The Document class is used to store and manipulate text data along with various annotations. It extends BaseDocument and provides comprehensive functionality for working with text, NLP annotations, clinical concepts, and more.

from healthchain.io.containers import Document

# Create a basic document
doc = Document("Patient presents with hypertension and diabetes.")

# Access NLP annotations
print(f"Word count: {doc.word_count()}")
print(f"Tokens: {doc.nlp.get_tokens()}")
print(f"Entities: {doc.nlp.get_entities()}")

# Add clinical concepts
from healthchain.models.data.concept import ProblemConcept, MedicationConcept
doc.add_concepts(
    problems=[ProblemConcept(display_name="Hypertension")],
    medications=[MedicationConcept(display_name="Aspirin")]
)

# Generate CCD data
ccd_data = doc.generate_ccd()

# Add CDS cards and actions
from healthchain.models.responses import Card, Action
doc.add_cds_cards([Card(summary="Recommended follow-up")])
doc.add_cds_actions([Action(type="order", description="Schedule follow-up")])

# Access model outputs
huggingface_output = doc.models.get_output("huggingface", "classification")
generated_text = doc.models.get_generated_text("langchain", "summarization")

# Access spacy doc
spacy_doc = doc.nlp.get_spacy_doc()

# Iterate over tokens
for token in doc:
    print(token)

# Get document length (character count)
print(f"Document length: {len(doc)}")

The Document class includes several key components:

  • nlp: NLP annotations (tokens, entities, embeddings, spaCy docs)
  • concepts: Clinical concepts (problems, medications, allergies)
  • hl7: Structured clinical documents (CCD, FHIR)
  • cds: Clinical decision support results (cards, actions)
  • models: ML model outputs (Hugging Face, LangChain)

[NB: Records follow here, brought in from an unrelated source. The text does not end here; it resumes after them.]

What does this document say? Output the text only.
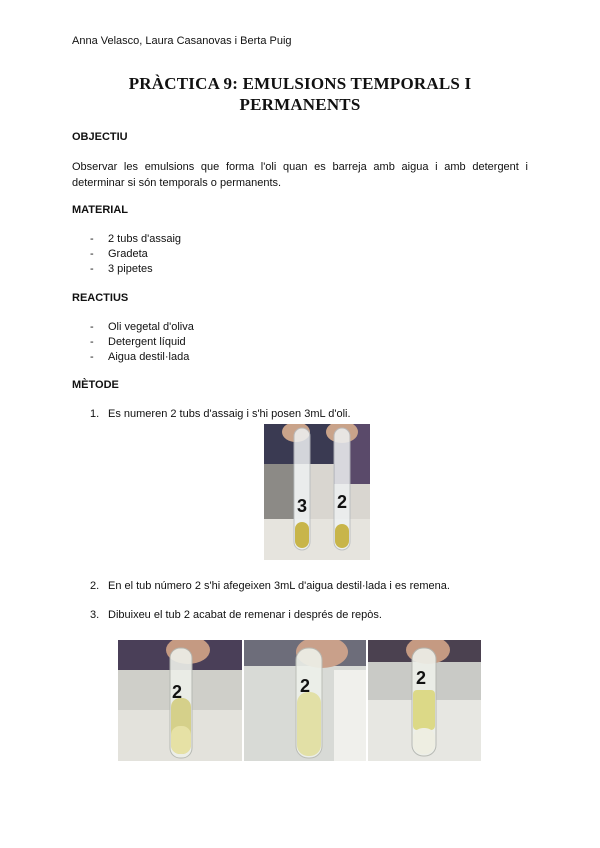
Anna Velasco, Laura Casanovas i Berta Puig
PRÀCTICA 9: EMULSIONS TEMPORALS I
PERMANENTS
OBJECTIU
Observar les emulsions que forma l'oli quan es barreja amb aigua i amb detergent i determinar si són temporals o permanents.
MATERIAL
- 2 tubs d'assaig
- Gradeta
- 3 pipetes
REACTIUS
- Oli vegetal d'oliva
- Detergent líquid
- Aigua destil·lada
MÈTODE
1. Es numeren 2 tubs d'assaig i s'hi posen 3mL d'oli.
3 2
2. En el tub número 2 s'hi afegeixen 3mL d'aigua destil·lada i es remena.
3. Dibuixeu el tub 2 acabat de remenar i després de repòs.
2	2	2
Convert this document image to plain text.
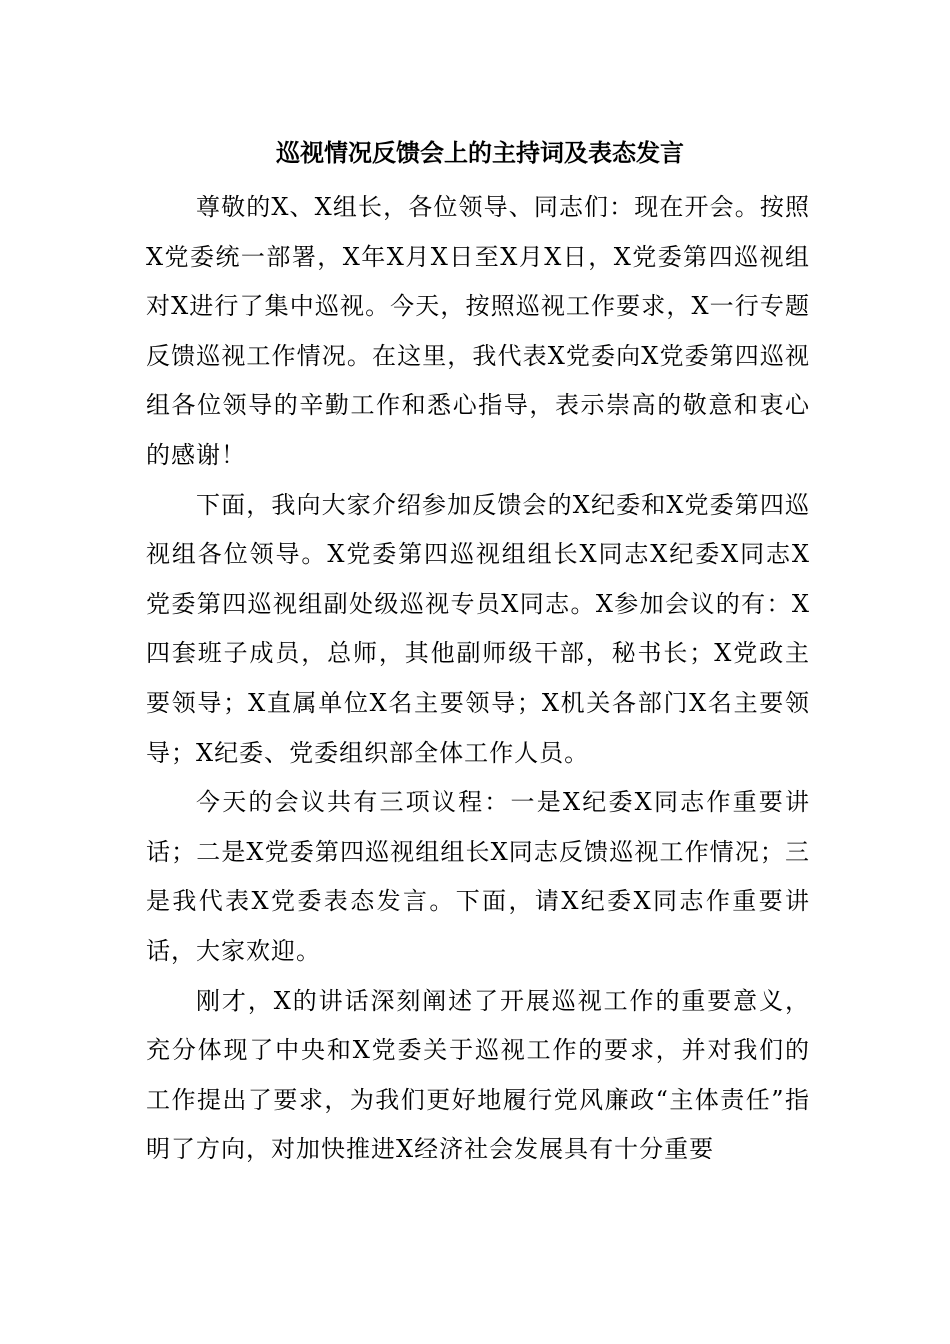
巡视情况反馈会上的主持词及表态发言

尊敬的X、X组长，各位领导、同志们：现在开会。按照X党委统一部署，X年X月X日至X月X日，X党委第四巡视组对X进行了集中巡视。今天，按照巡视工作要求，X一行专题反馈巡视工作情况。在这里，我代表X党委向X党委第四巡视组各位领导的辛勤工作和悉心指导，表示崇高的敬意和衷心的感谢！

下面，我向大家介绍参加反馈会的X纪委和X党委第四巡视组各位领导。X党委第四巡视组组长X同志X纪委X同志X党委第四巡视组副处级巡视专员X同志。X参加会议的有：X四套班子成员，总师，其他副师级干部，秘书长；X党政主要领导；X直属单位X名主要领导；X机关各部门X名主要领导；X纪委、党委组织部全体工作人员。

今天的会议共有三项议程：一是X纪委X同志作重要讲话；二是X党委第四巡视组组长X同志反馈巡视工作情况；三是我代表X党委表态发言。下面，请X纪委X同志作重要讲话，大家欢迎。

刚才，X的讲话深刻阐述了开展巡视工作的重要意义，充分体现了中央和X党委关于巡视工作的要求，并对我们的工作提出了要求，为我们更好地履行党风廉政“主体责任”指明了方向，对加快推进X经济社会发展具有十分重要
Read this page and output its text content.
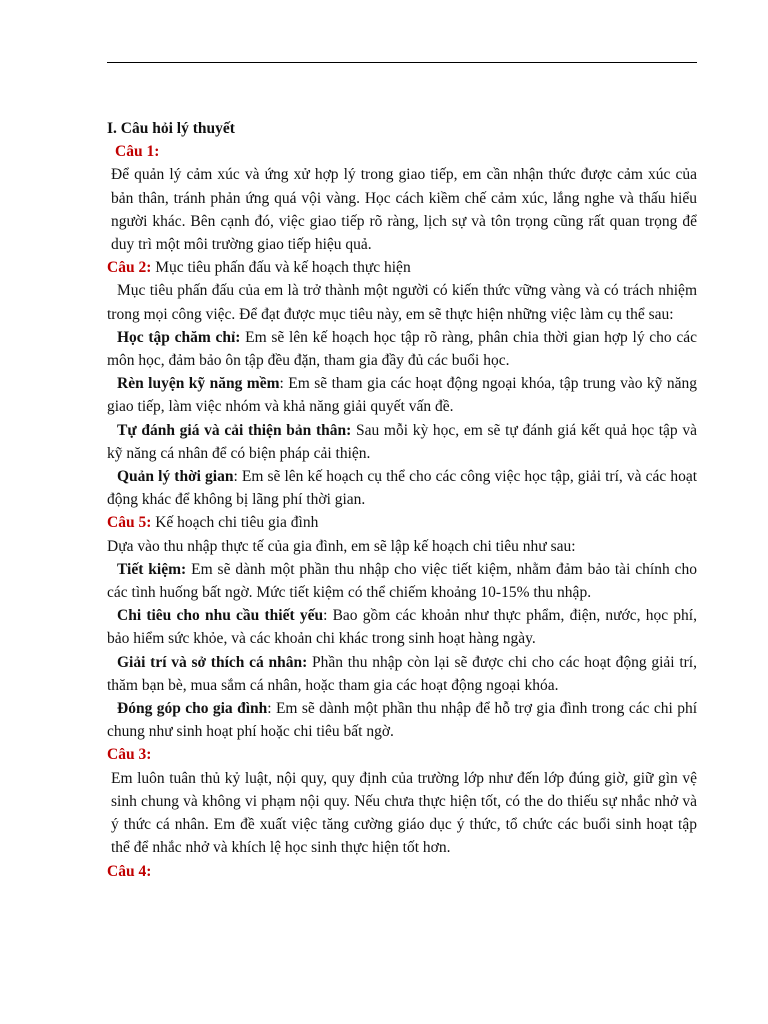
I. Câu hỏi lý thuyết

Câu 1:

Để quản lý cảm xúc và ứng xử hợp lý trong giao tiếp, em cần nhận thức được cảm xúc của bản thân, tránh phản ứng quá vội vàng. Học cách kiềm chế cảm xúc, lắng nghe và thấu hiểu người khác. Bên cạnh đó, việc giao tiếp rõ ràng, lịch sự và tôn trọng cũng rất quan trọng để duy trì một môi trường giao tiếp hiệu quả.

Câu 2: Mục tiêu phấn đấu và kế hoạch thực hiện

Mục tiêu phấn đấu của em là trở thành một người có kiến thức vững vàng và có trách nhiệm trong mọi công việc. Để đạt được mục tiêu này, em sẽ thực hiện những việc làm cụ thể sau:

Học tập chăm chỉ: Em sẽ lên kế hoạch học tập rõ ràng, phân chia thời gian hợp lý cho các môn học, đảm bảo ôn tập đều đặn, tham gia đầy đủ các buổi học.

Rèn luyện kỹ năng mềm: Em sẽ tham gia các hoạt động ngoại khóa, tập trung vào kỹ năng giao tiếp, làm việc nhóm và khả năng giải quyết vấn đề.

Tự đánh giá và cải thiện bản thân: Sau mỗi kỳ học, em sẽ tự đánh giá kết quả học tập và kỹ năng cá nhân để có biện pháp cải thiện.

Quản lý thời gian: Em sẽ lên kế hoạch cụ thể cho các công việc học tập, giải trí, và các hoạt động khác để không bị lãng phí thời gian.

Câu 5: Kế hoạch chi tiêu gia đình

Dựa vào thu nhập thực tế của gia đình, em sẽ lập kế hoạch chi tiêu như sau:

Tiết kiệm: Em sẽ dành một phần thu nhập cho việc tiết kiệm, nhằm đảm bảo tài chính cho các tình huống bất ngờ. Mức tiết kiệm có thể chiếm khoảng 10-15% thu nhập.

Chi tiêu cho nhu cầu thiết yếu: Bao gồm các khoản như thực phẩm, điện, nước, học phí, bảo hiểm sức khỏe, và các khoản chi khác trong sinh hoạt hàng ngày.

Giải trí và sở thích cá nhân: Phần thu nhập còn lại sẽ được chi cho các hoạt động giải trí, thăm bạn bè, mua sắm cá nhân, hoặc tham gia các hoạt động ngoại khóa.

Đóng góp cho gia đình: Em sẽ dành một phần thu nhập để hỗ trợ gia đình trong các chi phí chung như sinh hoạt phí hoặc chi tiêu bất ngờ.

Câu 3:

Em luôn tuân thủ kỷ luật, nội quy, quy định của trường lớp như đến lớp đúng giờ, giữ gìn vệ sinh chung và không vi phạm nội quy. Nếu chưa thực hiện tốt, có the do thiếu sự nhắc nhở và ý thức cá nhân. Em đề xuất việc tăng cường giáo dục ý thức, tổ chức các buổi sinh hoạt tập thể để nhắc nhở và khích lệ học sinh thực hiện tốt hơn.

Câu 4:
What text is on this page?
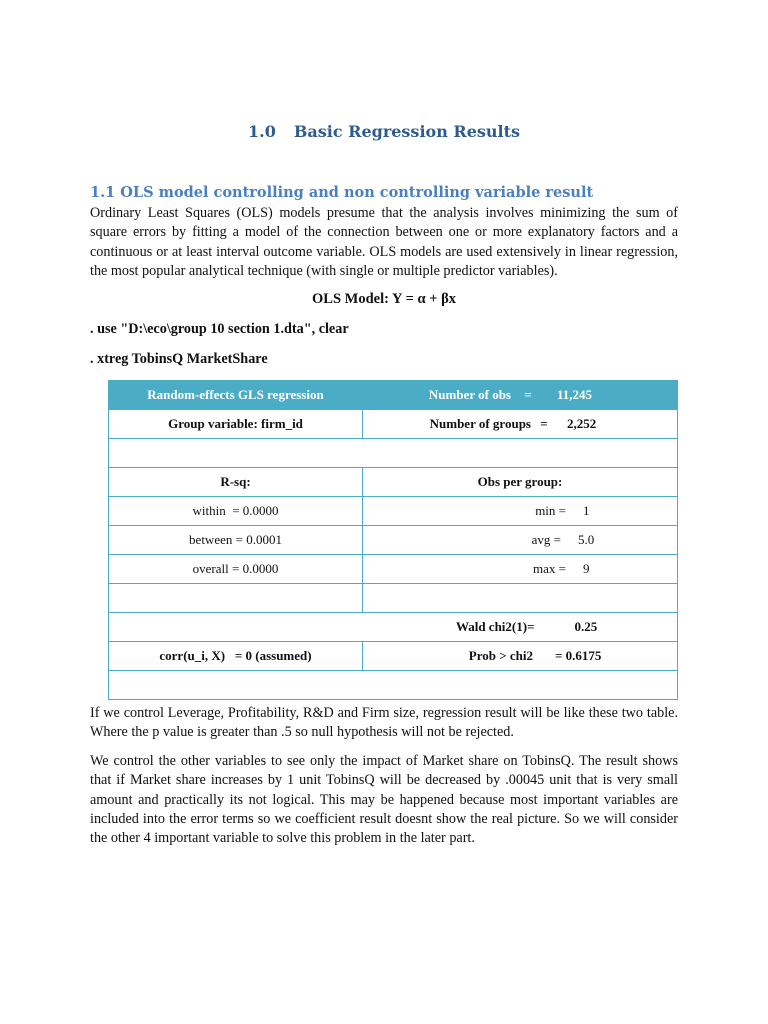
1.0 Basic Regression Results
1.1 OLS model controlling and non controlling variable result

Ordinary Least Squares (OLS) models presume that the analysis involves minimizing the sum of square errors by fitting a model of the connection between one or more explanatory factors and a continuous or at least interval outcome variable. OLS models are used extensively in linear regression, the most popular analytical technique (with single or multiple predictor variables).

OLS Model: Y = α + βx

. use "D:\eco\group 10 section 1.dta", clear

. xtreg TobinsQ MarketShare

Random-effects GLS regression	Number of obs = 11,245
Group variable: firm_id	Number of groups = 2,252

R-sq:	Obs per group:
within  = 0.0000	min = 1
between = 0.0001	avg = 5.0
overall = 0.0000	max = 9

	Wald chi2(1)= 0.25
corr(u_i, X)   = 0 (assumed)	Prob > chi2 = 0.6175

If we control Leverage, Profitability, R&D and Firm size, regression result will be like these two table. Where the p value is greater than .5 so null hypothesis will not be rejected.

We control the other variables to see only the impact of Market share on TobinsQ. The result shows that if Market share increases by 1 unit TobinsQ will be decreased by .00045 unit that is very small amount and practically its not logical. This may be happened because most important variables are included into the error terms so we coefficient result doesnt show the real picture. So we will consider the other 4 important variable to solve this problem in the later part.
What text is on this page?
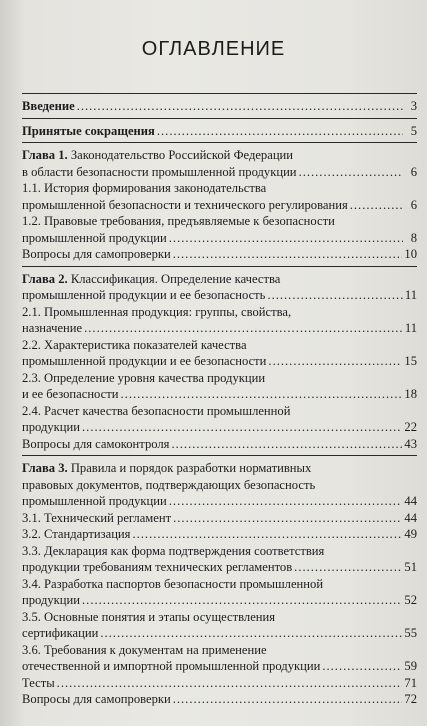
ОГЛАВЛЕНИЕ
Введение .....	3
Принятые сокращения .....	5
Глава 1. Законодательство Российской Федерации
в области безопасности промышленной продукции .....	6
1.1. История формирования законодательства
промышленной безопасности и технического регулирования .....	6
1.2. Правовые требования, предъявляемые к безопасности
промышленной продукции .....	8
Вопросы для самопроверки .....	10
Глава 2. Классификация. Определение качества
промышленной продукции и ее безопасность .....	11
2.1. Промышленная продукция: группы, свойства,
назначение .....	11
2.2. Характеристика показателей качества
промышленной продукции и ее безопасности .....	15
2.3. Определение уровня качества продукции
и ее безопасности .....	18
2.4. Расчет качества безопасности промышленной
продукции .....	22
Вопросы для самоконтроля .....	43
Глава 3. Правила и порядок разработки нормативных
правовых документов, подтверждающих безопасность
промышленной продукции .....	44
3.1. Технический регламент .....	44
3.2. Стандартизация .....	49
3.3. Декларация как форма подтверждения соответствия
продукции требованиям технических регламентов .....	51
3.4. Разработка паспортов безопасности промышленной
продукции .....	52
3.5. Основные понятия и этапы осуществления
сертификации .....	55
3.6. Требования к документам на применение
отечественной и импортной промышленной продукции .....	59
Тесты .....	71
Вопросы для самопроверки .....	72
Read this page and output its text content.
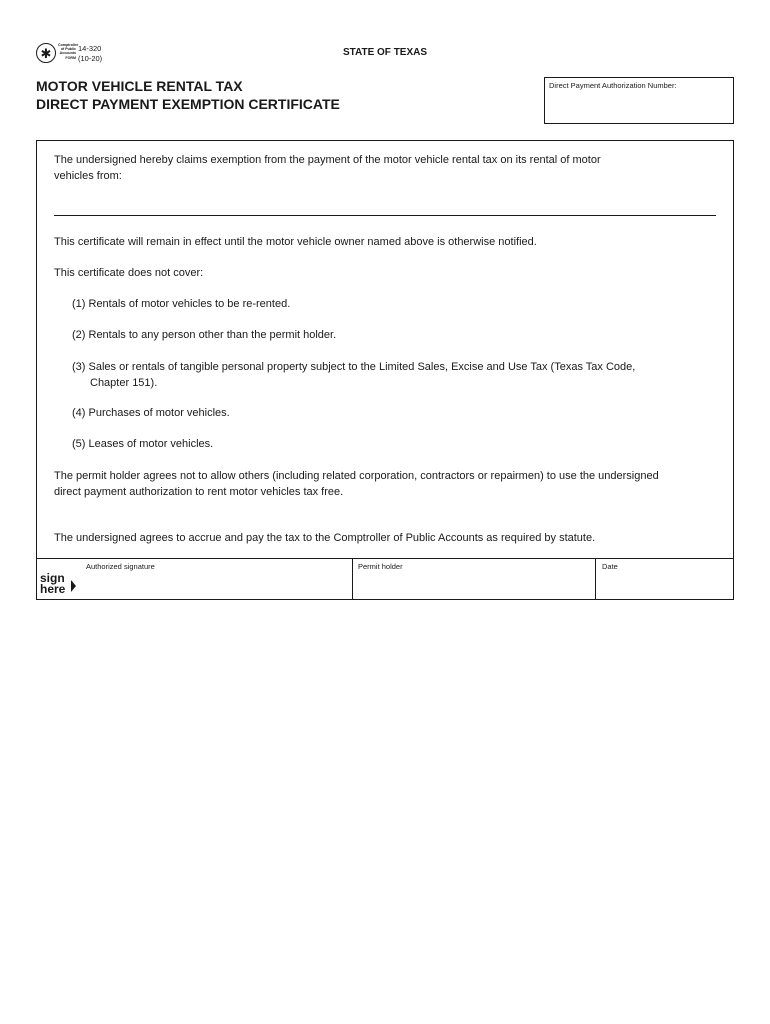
✱
Comptroller
of Public
Accounts
FORM
14-320
(10-20)
STATE OF TEXAS
MOTOR VEHICLE RENTAL TAX
DIRECT PAYMENT EXEMPTION CERTIFICATE
Direct Payment Authorization Number:
The undersigned hereby claims exemption from the payment of the motor vehicle rental tax on its rental of motor
vehicles from:
This certificate will remain in effect until the motor vehicle owner named above is otherwise notified.
This certificate does not cover:
(1) Rentals of motor vehicles to be re-rented.
(2) Rentals to any person other than the permit holder.
(3) Sales or rentals of tangible personal property subject to the Limited Sales, Excise and Use Tax (Texas Tax Code,
Chapter 151).
(4) Purchases of motor vehicles.
(5) Leases of motor vehicles.
The permit holder agrees not to allow others (including related corporation, contractors or repairmen) to use the undersigned
direct payment authorization to rent motor vehicles tax free.
The undersigned agrees to accrue and pay the tax to the Comptroller of Public Accounts as required by statute.
sign
here
Authorized signature	Permit holder	Date
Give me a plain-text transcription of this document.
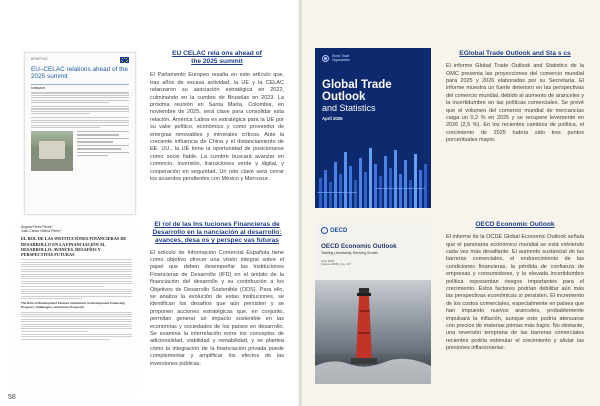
BRIEFING
EU–CELAC relations ahead of the 2025 summit
SUMMARY
EU CELAC rela ons ahead of
the 2025 summit
El Parlamento Europeo resalta en este artículo que, tras años de escasa actividad, la UE y la CELAC relanzaron su asociación estratégica en 2022, culminando en la cumbre de Bruselas en 2023. La próxima reunión en Santa Marta, Colombia, en noviembre de 2025, será clave para consolidar esta relación. América Latina es estratégica para la UE por su valor político, económico y como proveedor de energías renovables y minerales críticos. Ante la creciente influencia de China y el distanciamiento de EE. UU., la UE tiene la oportunidad de posicionarse como socio fiable. La cumbre buscará avanzar en comercio, inversión, transiciones verde y digital, y cooperación en seguridad. Un reto clave será cerrar los acuerdos pendientes con México y Mercosur.
Ángela Pérez Pérez*
Juan Carlos Villena Pérez*
EL ROL DE LAS INSTITUCIONES FINANCIERAS DE DESARROLLO EN LA FINANCIACIÓN AL DESARROLLO: AVANCES, DESAFÍOS Y PERSPECTIVAS FUTURAS
The Role of Development Finance Institutions in Development Financing: Progress, Challenges, and Future Prospects
El rol de las Ins tuciones Financieras de
Desarrollo en la nanciación al desarrollo:
avances, desa os y perspec vas futuras
El artículo de Información Comercial Española tiene como objetivo ofrecer una visión integral sobre el papel que deben desempeñar las Instituciones Financieras de Desarrollo (IFD) en el ámbito de la financiación del desarrollo y su contribución a los Objetivos de Desarrollo Sostenible (ODS). Para ello, se analiza la evolución de estas instituciones, se identifican los desafíos que aún persisten y se proponen acciones estratégicas que, en conjunto, permitan generar un impacto sostenible en las economías y sociedades de los países en desarrollo. Se examina la interrelación entre los conceptos de adicionalidad, viabilidad y rentabilidad, y se plantea cómo la integración de la financiación privada puede complementar y amplificar los efectos de las inversiones públicas.
World Trade
Organization
Global Trade Outlook
and Statistics
April 2025
EGlobal Trade Outlook and Sta s cs
El informe Global Trade Outlook and Statistics de la OMC presenta las proyecciones del comercio mundial para 2025 y 2026 elaboradas por su Secretaría. El informe muestra un fuerte deterioro en las perspectivas del comercio mundial, debido al aumento de aranceles y la incertidumbre en las políticas comerciales. Se prevé que el volumen del comercio mundial de mercancías caiga un 0,2 % en 2025 y se recupere levemente en 2026 (2,5 %). En los recientes cambios de política, el crecimiento de 2025 habría sido tres puntos porcentuales mayor.
OECD
OECD Economic Outlook
Tackling Uncertainty, Reviving Growth
June 2025
Volume 2025/1, No. 117
OECD Economic Outlook
El informe de la OCDE Global Economic Outlook señala que el panorama económico mundial se está volviendo cada vez más desafiante. El aumento sustancial de las barreras comerciales, el endurecimiento de las condiciones financieras, la pérdida de confianza de empresas y consumidores, y la elevada incertidumbre política representan riesgos importantes para el crecimiento. Estos factores podrían debilitar aún más las perspectivas económicas si persisten. El incremento de los costos comerciales, especialmente en países que han impuesto nuevos aranceles, probablemente impulsará la inflación, aunque esto podría atenuarse con precios de materias primas más bajos. No obstante, una reversión temprana de las barreras comerciales recientes podría estimular el crecimiento y aliviar las presiones inflacionarias.
58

Document API Reference: healthchain.io.containers.document

Tabular

The Tabular class is used for storing and manipulating tabular data, wrapping a pandas DataFrame.

import pandas as pd
from healthchain.io.containers import Tabular

# Create a Tabular object from a DataFrame
df = pd.DataFrame({'A': [1, 2, 3], 'B': ['a', 'b', 'c']})
tabular = Tabular(df)

# Access basic information
print(f"Columns: {tabular.columns}")
print(f"Row count: {tabular.row_count()}")
print(f"Column count: {tabular.column_count()}")
print(f"Data types: {tabular.dtypes}")

# Describe the tabular data
print(tabular.describe())

# Remove a column
tabular.remove_column('A')

# Save to CSV
tabular.to_csv('output.csv')

# Create from CSV
tabular_from_csv = Tabular.from_csv('input.csv')

These classes provide a consistent interface for working with different types of data in the healthchain pipeline.